Muy antiguamente se utilizan plantas o huesos de animales para la limpieza de los dientes. Fue en el año 1600 cuando se introduce el cepillo de dientes a Europa por parte de los mercaderes ingleses que viajaron a China. En un primer momento los europeos no recibieron con buen agrado el utensilio porque consideraban que la dureza de las cerdas era excesiva. Ya en el 1938 apareció el cepillo que se parece al de hoy en día, bajo el nombre de «cepillo milagro».

Tipos

Ambos cepillos, los convencionales (manuales) y los cabezales de los eléctricos, se dividen habitualmente en:

  • Duro. Sus cerdas son las más rígidas y se recomienda para personas que tienen una gran salud bucodental  y sin problemas de sensibilidad en los dientes o encías.
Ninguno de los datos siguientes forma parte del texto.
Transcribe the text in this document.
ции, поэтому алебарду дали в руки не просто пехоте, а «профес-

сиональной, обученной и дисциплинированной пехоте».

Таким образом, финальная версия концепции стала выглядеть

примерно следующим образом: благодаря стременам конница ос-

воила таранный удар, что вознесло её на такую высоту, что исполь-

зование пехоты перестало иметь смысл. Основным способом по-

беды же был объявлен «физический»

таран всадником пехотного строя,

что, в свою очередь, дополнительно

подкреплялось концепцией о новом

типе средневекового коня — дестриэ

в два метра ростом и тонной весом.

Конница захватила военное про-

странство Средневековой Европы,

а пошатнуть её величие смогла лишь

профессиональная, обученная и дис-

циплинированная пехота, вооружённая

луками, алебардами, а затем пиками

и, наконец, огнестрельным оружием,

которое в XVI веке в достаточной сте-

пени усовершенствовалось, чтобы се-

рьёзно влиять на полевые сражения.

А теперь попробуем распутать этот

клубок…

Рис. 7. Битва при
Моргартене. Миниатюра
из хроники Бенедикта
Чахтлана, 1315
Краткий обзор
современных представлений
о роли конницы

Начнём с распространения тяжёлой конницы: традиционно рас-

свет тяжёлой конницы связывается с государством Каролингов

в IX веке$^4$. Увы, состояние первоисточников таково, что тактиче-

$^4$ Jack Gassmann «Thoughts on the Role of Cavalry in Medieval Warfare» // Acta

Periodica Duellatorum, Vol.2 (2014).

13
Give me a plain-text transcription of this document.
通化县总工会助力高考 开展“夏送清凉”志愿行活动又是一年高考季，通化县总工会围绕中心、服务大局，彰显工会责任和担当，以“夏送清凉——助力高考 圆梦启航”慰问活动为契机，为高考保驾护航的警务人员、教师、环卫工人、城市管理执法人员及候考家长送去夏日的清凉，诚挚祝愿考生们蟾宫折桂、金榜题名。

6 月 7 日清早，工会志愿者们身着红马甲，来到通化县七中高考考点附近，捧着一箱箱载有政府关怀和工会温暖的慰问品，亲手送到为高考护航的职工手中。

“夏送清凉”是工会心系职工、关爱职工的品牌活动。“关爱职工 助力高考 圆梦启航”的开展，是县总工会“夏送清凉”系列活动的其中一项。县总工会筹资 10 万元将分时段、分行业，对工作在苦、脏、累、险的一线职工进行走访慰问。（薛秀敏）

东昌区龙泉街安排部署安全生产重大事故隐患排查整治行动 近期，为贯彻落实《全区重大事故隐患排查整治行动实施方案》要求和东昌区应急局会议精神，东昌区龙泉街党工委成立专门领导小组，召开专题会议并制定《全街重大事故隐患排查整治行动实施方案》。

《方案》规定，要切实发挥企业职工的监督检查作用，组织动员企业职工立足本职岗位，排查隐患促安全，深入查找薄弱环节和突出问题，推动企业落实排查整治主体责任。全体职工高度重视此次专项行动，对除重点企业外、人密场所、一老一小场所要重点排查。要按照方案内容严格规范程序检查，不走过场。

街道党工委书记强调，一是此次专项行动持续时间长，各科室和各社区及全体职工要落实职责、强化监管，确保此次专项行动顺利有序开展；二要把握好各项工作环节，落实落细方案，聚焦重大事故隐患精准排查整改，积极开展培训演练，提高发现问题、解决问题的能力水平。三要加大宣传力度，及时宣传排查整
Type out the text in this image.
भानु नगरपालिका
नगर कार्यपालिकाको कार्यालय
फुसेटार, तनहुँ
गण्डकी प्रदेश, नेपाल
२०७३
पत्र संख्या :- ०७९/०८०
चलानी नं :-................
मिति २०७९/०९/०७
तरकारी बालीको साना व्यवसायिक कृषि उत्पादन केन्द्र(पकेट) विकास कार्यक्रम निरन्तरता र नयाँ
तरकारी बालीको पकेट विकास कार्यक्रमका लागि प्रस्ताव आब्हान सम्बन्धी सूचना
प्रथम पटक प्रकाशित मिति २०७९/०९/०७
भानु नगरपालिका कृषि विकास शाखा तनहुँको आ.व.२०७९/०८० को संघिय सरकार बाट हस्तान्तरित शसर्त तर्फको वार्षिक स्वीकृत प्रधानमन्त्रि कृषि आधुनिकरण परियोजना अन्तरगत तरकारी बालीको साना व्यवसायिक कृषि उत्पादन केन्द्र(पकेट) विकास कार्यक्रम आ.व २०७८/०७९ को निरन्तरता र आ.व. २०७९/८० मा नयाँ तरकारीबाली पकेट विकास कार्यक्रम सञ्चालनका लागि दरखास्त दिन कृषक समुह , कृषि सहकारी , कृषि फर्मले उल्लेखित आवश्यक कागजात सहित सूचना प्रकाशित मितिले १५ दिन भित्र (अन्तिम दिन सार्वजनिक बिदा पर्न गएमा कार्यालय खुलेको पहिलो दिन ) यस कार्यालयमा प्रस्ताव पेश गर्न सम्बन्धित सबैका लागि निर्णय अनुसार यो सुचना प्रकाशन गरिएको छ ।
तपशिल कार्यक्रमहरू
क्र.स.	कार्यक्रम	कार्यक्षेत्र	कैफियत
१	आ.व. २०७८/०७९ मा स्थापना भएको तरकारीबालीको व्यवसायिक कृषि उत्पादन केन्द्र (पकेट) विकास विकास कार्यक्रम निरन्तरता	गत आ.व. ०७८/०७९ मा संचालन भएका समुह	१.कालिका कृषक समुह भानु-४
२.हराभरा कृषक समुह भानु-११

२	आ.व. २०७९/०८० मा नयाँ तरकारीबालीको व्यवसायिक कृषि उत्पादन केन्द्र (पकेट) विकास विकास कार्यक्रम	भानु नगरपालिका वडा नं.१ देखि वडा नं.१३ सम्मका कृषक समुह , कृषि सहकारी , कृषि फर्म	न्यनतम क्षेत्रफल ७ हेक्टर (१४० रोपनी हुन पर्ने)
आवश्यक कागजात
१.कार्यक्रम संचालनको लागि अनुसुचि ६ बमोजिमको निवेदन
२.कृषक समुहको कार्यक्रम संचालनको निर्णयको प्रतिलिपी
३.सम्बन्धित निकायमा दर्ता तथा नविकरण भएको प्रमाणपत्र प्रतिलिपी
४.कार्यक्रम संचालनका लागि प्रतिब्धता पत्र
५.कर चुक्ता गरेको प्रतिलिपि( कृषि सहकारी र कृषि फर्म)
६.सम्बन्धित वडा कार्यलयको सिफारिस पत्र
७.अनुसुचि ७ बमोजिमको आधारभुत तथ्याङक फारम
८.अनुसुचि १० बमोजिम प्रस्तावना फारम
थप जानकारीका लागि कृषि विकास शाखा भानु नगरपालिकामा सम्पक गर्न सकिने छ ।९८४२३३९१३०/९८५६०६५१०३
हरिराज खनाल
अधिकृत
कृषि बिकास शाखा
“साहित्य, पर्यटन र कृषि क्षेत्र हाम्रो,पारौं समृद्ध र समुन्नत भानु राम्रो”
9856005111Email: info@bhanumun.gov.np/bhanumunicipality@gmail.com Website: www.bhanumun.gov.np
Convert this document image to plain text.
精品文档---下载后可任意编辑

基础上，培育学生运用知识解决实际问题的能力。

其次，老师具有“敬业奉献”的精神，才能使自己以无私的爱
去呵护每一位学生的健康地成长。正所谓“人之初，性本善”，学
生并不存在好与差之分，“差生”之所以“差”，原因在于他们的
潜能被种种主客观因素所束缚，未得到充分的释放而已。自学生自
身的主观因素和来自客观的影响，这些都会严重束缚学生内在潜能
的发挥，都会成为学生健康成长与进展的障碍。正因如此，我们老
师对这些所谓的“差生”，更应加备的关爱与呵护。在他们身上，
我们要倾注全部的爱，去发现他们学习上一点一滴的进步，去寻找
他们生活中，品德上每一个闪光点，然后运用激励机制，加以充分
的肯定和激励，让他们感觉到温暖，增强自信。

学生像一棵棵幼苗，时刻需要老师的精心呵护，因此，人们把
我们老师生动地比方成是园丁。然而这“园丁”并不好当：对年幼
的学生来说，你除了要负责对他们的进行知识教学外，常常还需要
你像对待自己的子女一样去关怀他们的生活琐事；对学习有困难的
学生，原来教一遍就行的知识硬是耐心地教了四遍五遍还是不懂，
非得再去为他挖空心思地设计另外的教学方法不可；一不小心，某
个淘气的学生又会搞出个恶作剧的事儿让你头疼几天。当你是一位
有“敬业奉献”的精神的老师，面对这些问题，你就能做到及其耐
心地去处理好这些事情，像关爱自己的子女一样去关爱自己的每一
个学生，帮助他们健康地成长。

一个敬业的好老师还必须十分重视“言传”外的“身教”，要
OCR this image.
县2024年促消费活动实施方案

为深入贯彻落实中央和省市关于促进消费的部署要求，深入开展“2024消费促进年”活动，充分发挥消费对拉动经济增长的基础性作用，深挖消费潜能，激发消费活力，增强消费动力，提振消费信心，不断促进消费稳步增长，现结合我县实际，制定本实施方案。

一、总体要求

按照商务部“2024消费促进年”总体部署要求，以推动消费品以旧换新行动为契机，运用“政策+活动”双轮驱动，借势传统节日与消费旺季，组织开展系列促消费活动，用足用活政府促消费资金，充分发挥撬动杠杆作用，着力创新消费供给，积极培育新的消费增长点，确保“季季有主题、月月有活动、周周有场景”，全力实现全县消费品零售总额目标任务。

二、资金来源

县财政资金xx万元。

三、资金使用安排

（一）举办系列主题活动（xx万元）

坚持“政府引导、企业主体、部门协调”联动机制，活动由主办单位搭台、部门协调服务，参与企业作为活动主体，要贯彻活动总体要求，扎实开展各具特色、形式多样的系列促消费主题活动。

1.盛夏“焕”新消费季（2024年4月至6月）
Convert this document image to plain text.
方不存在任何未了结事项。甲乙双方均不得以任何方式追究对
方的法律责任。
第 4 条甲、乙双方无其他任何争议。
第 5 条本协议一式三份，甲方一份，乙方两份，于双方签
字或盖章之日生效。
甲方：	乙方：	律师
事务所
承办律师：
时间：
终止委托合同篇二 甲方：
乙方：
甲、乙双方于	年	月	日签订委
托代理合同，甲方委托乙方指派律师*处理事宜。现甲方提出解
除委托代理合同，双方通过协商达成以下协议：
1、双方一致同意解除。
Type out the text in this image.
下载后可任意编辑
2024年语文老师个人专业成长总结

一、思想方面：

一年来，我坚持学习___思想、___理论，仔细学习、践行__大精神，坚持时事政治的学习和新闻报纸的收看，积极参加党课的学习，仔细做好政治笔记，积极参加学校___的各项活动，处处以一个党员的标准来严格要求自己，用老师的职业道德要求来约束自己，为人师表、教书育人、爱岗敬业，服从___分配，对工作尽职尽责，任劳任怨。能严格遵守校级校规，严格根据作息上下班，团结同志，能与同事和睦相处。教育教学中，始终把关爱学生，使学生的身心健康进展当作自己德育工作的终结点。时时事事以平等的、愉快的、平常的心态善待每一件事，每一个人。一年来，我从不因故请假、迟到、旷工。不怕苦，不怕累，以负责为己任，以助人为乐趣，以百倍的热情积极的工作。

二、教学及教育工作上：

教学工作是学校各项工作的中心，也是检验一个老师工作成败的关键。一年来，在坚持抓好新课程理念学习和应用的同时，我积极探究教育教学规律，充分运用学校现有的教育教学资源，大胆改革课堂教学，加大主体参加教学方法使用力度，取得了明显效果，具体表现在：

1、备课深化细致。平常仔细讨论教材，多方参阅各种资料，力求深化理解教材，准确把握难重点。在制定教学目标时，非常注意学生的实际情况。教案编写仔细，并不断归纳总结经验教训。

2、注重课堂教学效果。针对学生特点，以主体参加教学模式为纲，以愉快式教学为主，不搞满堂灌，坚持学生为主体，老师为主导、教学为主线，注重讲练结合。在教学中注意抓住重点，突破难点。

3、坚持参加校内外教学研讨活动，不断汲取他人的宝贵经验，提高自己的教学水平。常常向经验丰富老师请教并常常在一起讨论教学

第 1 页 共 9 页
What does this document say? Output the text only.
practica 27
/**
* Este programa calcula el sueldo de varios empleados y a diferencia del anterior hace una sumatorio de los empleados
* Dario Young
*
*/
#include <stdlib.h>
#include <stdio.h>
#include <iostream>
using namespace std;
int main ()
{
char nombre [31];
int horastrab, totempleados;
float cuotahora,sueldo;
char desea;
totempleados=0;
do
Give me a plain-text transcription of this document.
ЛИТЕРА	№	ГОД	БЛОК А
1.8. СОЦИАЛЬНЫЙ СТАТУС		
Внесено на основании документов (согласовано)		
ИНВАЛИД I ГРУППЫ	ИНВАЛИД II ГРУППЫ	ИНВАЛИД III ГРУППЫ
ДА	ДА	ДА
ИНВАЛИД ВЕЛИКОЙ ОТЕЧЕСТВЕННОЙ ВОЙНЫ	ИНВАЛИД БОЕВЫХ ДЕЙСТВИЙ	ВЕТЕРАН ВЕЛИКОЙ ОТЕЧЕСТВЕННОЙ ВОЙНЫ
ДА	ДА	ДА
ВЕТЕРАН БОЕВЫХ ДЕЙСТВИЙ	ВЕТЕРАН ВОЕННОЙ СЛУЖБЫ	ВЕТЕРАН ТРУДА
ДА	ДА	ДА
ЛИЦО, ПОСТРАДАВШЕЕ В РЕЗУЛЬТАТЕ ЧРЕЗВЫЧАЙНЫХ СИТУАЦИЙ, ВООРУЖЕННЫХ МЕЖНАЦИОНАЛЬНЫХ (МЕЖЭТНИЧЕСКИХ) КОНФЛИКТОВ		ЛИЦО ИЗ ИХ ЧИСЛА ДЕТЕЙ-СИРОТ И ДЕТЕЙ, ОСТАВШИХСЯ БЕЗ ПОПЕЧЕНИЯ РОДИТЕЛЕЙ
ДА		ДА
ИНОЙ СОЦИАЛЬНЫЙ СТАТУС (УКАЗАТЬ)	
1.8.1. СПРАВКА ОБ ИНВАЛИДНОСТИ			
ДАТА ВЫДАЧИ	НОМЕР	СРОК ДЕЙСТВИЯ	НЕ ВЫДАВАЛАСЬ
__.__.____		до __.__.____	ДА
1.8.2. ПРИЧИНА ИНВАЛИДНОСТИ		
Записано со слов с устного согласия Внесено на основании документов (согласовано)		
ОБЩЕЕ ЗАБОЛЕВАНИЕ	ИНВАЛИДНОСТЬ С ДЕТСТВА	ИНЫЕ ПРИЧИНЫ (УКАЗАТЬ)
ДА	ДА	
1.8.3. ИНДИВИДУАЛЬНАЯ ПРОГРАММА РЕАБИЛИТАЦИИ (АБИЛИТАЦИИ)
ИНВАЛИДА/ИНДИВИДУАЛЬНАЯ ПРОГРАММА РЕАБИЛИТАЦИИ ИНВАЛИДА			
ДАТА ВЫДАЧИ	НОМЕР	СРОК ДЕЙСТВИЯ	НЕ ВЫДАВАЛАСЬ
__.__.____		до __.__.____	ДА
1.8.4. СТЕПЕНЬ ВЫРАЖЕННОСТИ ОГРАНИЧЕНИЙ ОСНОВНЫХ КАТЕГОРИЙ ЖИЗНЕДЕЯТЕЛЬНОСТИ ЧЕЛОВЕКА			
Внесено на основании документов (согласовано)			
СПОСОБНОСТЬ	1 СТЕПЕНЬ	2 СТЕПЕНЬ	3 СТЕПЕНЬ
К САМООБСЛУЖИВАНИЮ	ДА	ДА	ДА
Eso sí, no se debe ejercer demasiada presión porque dañan la boca más fácil que el resto de cepillos.
  • Medio. Es el que más se utiliza porque tiene una fuerza adecuada para quien posee una buena salud dental.
  • Suave. Está indicado para personas con dientes y/o encías sensibles o que no soportan utilizar el tipo medio. También es aconsejable para quien sufra gingivitis o alguna dolencia temporal.

Además de la anterior clasificación, encontramos cepillos más específicos como los de niños, los adaptados para después de una cirugía, los especiales para la ortodoncia o los interdentales.

Y también existen cepillos curiosos como los masticables o los que tienen una pequeña bola con pasta de dientes que no necesita agua. Se trata de cepillos desechables útiles para ocasiones puntuales o para los viajeros.

Sobra decir que no se debe compartir con los demás el cepillo de dientes por razones de higiene y riesgo de transmisión de enfermedades. Después de usarlo lo importante es enjuagarlo con agua, sacudirlo y dejar que se seque al aire.

Desde Sonrident Lugo te recordamos la importancia de cambiar el cepillo de dientes regularmente, sobre todo cuando las cerdas estén dobladas y/o desgastadas. Un tiempo orientativo que se suele fijar es reemplazarlo por uno nuevo cada seis meses.